Aileen Ward (1955). ‘The Date of Keats’s “Bright Star” Sonnet’. Studies in Philology 52:1, pp. 75–76.
† Richard Monckton Milnes, ed. (1848). Life, Letters, and Literary Remains of John Keats, volume II, p. 306. London: Edward Moxon. ‡ Ibid., p. 72.
Ward considers and rejects various claims for the date of composition—Colvin suggested February 1919; Amy Lowell, April 1919; Robert Gittings, October 1818—before agreeing with Ernest de Sélincourt’s suggestion of July 1819. But regardless of which (if any) of these theories is correct, the transcription by Brown dated 1819 is evidence that Severn was mistaken.
Severn in later life clearly cherished the impression that the sonnet had been actually composed for him on the day of the Dorsetshire landing. Lord Houghton† in his Life and Literary Remains distinctly asserts as much, and it had seemed to us all a beautiful and consolatory circumstance, in the tragedy of Keats’s closing days, that his last inspiration in poetry should have come in a strain of such unfevered beauty and tenderness, and with images of such a refreshing and solemn purity. But in point of fact the sonnet was work of an earlier date, and the autograph given to Severn is on the face of it no draught but a fair copy.‡ […]
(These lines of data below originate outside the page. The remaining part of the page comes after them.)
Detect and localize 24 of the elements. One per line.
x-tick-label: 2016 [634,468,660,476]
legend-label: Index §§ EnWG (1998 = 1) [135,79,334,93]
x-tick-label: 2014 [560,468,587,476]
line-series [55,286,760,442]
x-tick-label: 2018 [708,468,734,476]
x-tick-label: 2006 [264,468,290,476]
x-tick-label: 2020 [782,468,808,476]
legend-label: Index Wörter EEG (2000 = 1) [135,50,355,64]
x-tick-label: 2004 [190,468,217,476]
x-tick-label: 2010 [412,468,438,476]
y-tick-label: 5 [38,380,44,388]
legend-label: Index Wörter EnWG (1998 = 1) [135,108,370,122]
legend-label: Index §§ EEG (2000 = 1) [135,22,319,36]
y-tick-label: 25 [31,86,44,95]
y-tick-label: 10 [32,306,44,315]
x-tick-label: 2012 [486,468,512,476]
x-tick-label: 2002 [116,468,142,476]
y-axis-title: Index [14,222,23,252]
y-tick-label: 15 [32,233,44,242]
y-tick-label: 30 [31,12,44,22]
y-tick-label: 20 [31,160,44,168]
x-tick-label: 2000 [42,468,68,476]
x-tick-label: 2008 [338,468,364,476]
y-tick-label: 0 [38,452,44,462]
The sonnet is copied in this form by Charles Brown, under date 1819, in the collection of transcripts from Keats’s fugitive verses which from the spring of that year he regularly made as soon after they were written as he could lay hands on them. His dates I have found always trustworthy […]
Sidney Colvin (1917). John Keats, pp. 493–494. New York: Charles Scribner’s Sons.
† Richard Monckton Milnes. ‡ I guess that Hardy did not read this passage, or not soon enough at any rate, to correct the note in Late Lyrics and Earlier (1922), quoted above.